Pierce and Allen need to fire it up
MIAMI — Offensively the Celtics are in a state of confusion, stunning for a team that prides itself on chemistry and cohesion. Ray Allen and Paul Pierce stood helpless at times last night at AmericanAirlines Arena, unable to stop their counterparts or even counter with a basket of their own.
If last night’s 102-91 loss to the Heat in Game 2 of the Eastern Conference semifinals were a two-on-two game, it would have been a skunk. LeBron James and Dwyane Wade combined for 63 points, Allen and Pierce 20. The veteran Celtics duo was embarrassed; to their credit neither player used injuries during the game as an excuse.
It wasn’t that they were inefficient, it was more that at times they actually seemed to be watching the action pass them by, even as the Celtics were fighting the Heat deep into the fourth quarter.
In that pivotal final period, the duo combined for 2-of-3 shooting for 6 points, all by Pierce. Neither was healthy. Pierce was kicked in the Achilles’ tendon in the first quarter and Allen took a James elbow to the chest in the third quarter. But they both came back into the game.
Both were passive, and both were left pondering the possibility that their Big Three era could be coming to a crashing conclusion unless they revert to vintage form. The Heat played stellar defense for stretches, but the reason the Celtics lost was that they lacked the teamwork to match Wade and James.
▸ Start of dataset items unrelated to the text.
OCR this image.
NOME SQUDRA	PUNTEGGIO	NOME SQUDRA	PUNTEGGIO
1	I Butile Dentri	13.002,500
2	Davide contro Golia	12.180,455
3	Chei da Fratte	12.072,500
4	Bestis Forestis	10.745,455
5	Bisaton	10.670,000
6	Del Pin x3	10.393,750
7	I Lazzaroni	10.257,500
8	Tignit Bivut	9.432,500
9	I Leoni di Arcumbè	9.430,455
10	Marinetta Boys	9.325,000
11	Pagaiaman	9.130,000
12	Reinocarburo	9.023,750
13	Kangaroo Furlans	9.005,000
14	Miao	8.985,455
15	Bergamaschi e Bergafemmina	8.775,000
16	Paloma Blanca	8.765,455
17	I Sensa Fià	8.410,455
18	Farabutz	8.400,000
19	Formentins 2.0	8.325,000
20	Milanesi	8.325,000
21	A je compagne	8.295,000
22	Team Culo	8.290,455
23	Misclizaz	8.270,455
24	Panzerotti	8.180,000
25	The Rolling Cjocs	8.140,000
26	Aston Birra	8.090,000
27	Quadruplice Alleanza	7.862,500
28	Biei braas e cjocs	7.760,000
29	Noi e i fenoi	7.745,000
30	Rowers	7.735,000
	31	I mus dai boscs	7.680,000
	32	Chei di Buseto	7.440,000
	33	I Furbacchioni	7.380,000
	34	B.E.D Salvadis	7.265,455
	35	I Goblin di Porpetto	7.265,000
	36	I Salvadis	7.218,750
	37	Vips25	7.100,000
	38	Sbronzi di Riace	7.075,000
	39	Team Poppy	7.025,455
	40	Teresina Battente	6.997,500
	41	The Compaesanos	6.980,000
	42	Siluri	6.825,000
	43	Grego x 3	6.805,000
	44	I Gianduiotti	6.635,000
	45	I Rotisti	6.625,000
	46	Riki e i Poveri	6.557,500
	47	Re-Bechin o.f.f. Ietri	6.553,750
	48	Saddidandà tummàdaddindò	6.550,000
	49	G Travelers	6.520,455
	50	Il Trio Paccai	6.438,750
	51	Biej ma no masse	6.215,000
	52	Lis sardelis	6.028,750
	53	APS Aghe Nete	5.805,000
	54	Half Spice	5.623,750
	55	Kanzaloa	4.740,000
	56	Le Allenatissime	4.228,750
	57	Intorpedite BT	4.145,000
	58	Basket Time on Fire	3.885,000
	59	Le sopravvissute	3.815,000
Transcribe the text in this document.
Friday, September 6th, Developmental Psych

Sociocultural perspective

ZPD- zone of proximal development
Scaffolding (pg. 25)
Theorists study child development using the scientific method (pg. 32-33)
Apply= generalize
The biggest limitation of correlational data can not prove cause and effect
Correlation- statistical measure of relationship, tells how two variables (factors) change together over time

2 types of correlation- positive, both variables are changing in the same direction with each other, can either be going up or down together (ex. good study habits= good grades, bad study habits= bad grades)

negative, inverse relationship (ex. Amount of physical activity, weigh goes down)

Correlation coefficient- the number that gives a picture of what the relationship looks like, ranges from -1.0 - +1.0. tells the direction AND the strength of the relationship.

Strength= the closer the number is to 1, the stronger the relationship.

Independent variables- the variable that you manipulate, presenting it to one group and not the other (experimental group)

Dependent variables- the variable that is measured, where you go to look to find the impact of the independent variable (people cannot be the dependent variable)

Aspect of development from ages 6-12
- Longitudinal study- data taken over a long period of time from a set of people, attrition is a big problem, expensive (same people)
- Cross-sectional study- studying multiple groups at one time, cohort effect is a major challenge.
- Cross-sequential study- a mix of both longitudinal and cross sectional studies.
The Heat rely on one-on-one play because they have two of the best scorers in the game. Wade and James are unstoppable forces against single coverage, especially when their jumpers are falling, as was the case last night. Of James’s 25 shots, 15 were jumpers and he converted seven. That’s difficult to contain.
Wade wasn’t as sharp but he attempted 13 free throws, nine more than Pierce and Allen combined. In other words, the Heat’s scorers can pile up points in many ways, the Celtics’ haven’t. That has to change for Game 3.
“For us, we just have to keep it simple,’’ Celtics coach Doc Rivers said. “We have to get better ball movement and get the ball to the right guys. That is always on me. We are not a one-on-one team. Paul may be the only one that can beat guys on his own. It’s just not who we are. I thought [Glen Davis] was aggressive [but] . . . ’’
Davis, as only he can with his rumbling, tumbling style, tried to carry the offense in the fourth quarter and it resulted in 4 points on 1-of-4 shooting and three missed layups. He was out of sorts, trying to take on too much responsibility, but when none of his more heralded teammates stepped to the forefront, he felt he had no choice.
“I would agree with that,’’ Allen said when asked if the Heat are doing a better job of getting the ball to their stars. “Again, going back to them closing out quarters [with runs], the ball is either in LeBron’s or Wade’s hands and they made plays where they scored or they found the guy who scored. Down the stretch, there weren’t a lot of opportunities for myself or Paul. We didn’t have great fluidity down the stretch. We’ll work on it. We’ll get better.’’
The Celtics had trouble at the end of every quarter, which is a sign of fatigue and lack of execution. They can’t counter Miami’s haymakers; they don’t have those heavy punchers anymore.
Boston wins with relentlessness and calculating body shots that wear down opponents. We haven’t seen such cohesion so far in the first two games. The Celtics have gotten completely caught up in an up-tempo, individual game, and their Big Three no longer have the athleticism, respect from the officials, or stunning moves to compete with James or Wade.
They knew that going into the series. But it seems that Allen and Pierce have chosen passiveness over aggressiveness. Allen needs to take more shots. Seven in nearly 35 minutes is unacceptable. Pierce seemingly has chosen to pick and choose when to participate and make an impression on the game. He could use the Achilles’ as an out, but the Celtics desperately needed him to produce one of those vintage fourth quarters and he attempted two shots.
“We’ve got to look at ourselves in the mirror and take on the task of stopping these guys,’’ Pierce said. “Our game is to make the extra pass, move the ball. We got down late in the fourth quarter, so we tried to force a little bit. But I thought before that we were moving the ball well, getting shots, ended up tying the game. But once they made their run, I think we got out of our sets and that’s what I mean when I say we’ve got to be more disciplined.’’
Celtics fans likely could accept their team going down with Pierce and Allen firing from their shoetops.
But what was discouraging about last night and most of Game 1 is that both are being too careful, too meticulous in a series that is calling for their dominance.
That’s the only way the Celtics will extend this series.